Texas Court Upholds NLRB Election Rules

The National Labor Relations Board’s (NLRB) controversial rules that speed up union election cases passed a big hurdle in court as the U.S. District Court for the Western District of Texas rejected a challenge filed by a collection of Texas business groups.

The new rules, which became effective in April of this year, made several changes that the NLRB contended would modernize their process and eliminate unneeded litigation and delay.  Specifically, the rules:

  • Shorten the deadline for the employer to produce a voter eligibility list from seven days to two absent special circumstances or agreement of the parties to the contrary;
  • Shorten the deadline for conducting a hearing on the legal issues to just seven days after the Notice of Hearing is issued, absent special circumstances;
  • Require that employee e-mail addresses and phone numbers be disclosed and electronically  transmitted to the Union to permit more efficient communication;  and
  • Consolidate all election-related appeals to the NLRB into a single post-election appeals process.

In Associated Builders & Contractors of Tex., Inc. v. NLRB, No. 15-cv-00026 (W.D. Tex. June 1, 2015), an alliance of Texas business groups requested that Federal District Judge Robert L. Pitman enjoin the enforcement of the new rules because the NLRB exceeded their legal authority, violated employees’ privacy rights, interfered with employers’ protected speech during election campaigns, and generally acted in an arbitrary and capricious manner.  Judge Pitman rejected each of these arguments, citing repeatedly to the great deference that must be accorded to government agencies, as well as the flexibility and discretion that the NLRB had to make exceptions if the rules proved too burdensome in any particular instance.

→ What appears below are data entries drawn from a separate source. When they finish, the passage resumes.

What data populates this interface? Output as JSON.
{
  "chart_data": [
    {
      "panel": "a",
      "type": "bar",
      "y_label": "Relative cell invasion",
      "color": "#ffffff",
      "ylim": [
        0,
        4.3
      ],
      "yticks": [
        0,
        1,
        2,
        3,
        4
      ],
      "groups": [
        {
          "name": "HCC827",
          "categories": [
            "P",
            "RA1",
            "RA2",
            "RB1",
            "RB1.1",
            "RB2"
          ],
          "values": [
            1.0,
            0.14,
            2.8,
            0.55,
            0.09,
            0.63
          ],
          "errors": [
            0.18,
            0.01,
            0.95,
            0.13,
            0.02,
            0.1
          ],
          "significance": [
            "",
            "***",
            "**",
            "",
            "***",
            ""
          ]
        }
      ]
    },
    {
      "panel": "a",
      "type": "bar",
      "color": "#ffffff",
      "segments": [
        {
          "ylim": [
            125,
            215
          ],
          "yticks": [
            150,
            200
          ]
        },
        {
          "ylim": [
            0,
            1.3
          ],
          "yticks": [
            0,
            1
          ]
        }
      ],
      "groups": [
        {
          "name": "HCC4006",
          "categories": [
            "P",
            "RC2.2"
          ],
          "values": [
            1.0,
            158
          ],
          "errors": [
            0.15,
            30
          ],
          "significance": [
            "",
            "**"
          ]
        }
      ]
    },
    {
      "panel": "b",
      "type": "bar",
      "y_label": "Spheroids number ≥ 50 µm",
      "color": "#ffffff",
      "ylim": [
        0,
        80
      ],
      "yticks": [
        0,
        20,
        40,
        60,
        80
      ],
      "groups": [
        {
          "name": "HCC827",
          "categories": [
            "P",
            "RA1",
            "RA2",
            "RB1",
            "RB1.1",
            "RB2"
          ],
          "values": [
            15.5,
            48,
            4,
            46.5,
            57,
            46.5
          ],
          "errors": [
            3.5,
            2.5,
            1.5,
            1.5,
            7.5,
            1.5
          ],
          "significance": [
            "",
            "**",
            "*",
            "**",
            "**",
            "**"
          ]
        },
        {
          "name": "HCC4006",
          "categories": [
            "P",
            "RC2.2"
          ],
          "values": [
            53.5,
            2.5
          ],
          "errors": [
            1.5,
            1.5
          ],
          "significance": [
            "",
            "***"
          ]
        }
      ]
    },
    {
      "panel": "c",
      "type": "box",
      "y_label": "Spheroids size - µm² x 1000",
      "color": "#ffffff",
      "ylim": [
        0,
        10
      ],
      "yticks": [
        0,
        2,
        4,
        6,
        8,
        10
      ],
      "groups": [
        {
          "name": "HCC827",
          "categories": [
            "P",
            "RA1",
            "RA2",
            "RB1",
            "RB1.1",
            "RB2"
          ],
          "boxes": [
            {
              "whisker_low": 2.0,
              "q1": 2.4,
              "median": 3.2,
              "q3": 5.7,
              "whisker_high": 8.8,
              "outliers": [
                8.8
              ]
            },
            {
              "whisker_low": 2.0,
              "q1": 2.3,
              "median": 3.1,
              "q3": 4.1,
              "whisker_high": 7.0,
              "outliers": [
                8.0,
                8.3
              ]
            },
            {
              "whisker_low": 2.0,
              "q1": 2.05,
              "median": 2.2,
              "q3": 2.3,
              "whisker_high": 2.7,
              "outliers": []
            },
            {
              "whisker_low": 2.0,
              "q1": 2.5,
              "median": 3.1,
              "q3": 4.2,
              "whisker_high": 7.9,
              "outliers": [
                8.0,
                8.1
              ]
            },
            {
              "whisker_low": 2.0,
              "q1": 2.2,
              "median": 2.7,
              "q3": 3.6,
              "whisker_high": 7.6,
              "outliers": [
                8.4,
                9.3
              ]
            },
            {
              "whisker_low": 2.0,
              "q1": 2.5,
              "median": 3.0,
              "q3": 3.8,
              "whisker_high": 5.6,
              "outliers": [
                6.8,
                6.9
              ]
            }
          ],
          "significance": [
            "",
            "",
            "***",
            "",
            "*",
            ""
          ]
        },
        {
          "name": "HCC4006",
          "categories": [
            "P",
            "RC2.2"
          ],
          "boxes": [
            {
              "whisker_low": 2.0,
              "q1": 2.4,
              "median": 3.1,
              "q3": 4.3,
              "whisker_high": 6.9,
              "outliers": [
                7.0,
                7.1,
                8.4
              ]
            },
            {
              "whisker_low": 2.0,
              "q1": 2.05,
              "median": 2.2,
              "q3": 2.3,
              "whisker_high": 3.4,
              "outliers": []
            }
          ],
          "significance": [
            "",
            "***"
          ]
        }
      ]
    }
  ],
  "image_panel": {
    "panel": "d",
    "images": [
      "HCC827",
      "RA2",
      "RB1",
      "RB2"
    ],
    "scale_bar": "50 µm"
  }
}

This decision is already being appealed. And, there is a second case working its way through the courts that also challenges these new rules, so all is not lost yet.  Still, this is a disappointing decision and should be taken as a sign for employers to remain vigilant and prepared at all times to initiate a strong union campaign if a petition is filed.  There likely will not be much time to collect your thoughts.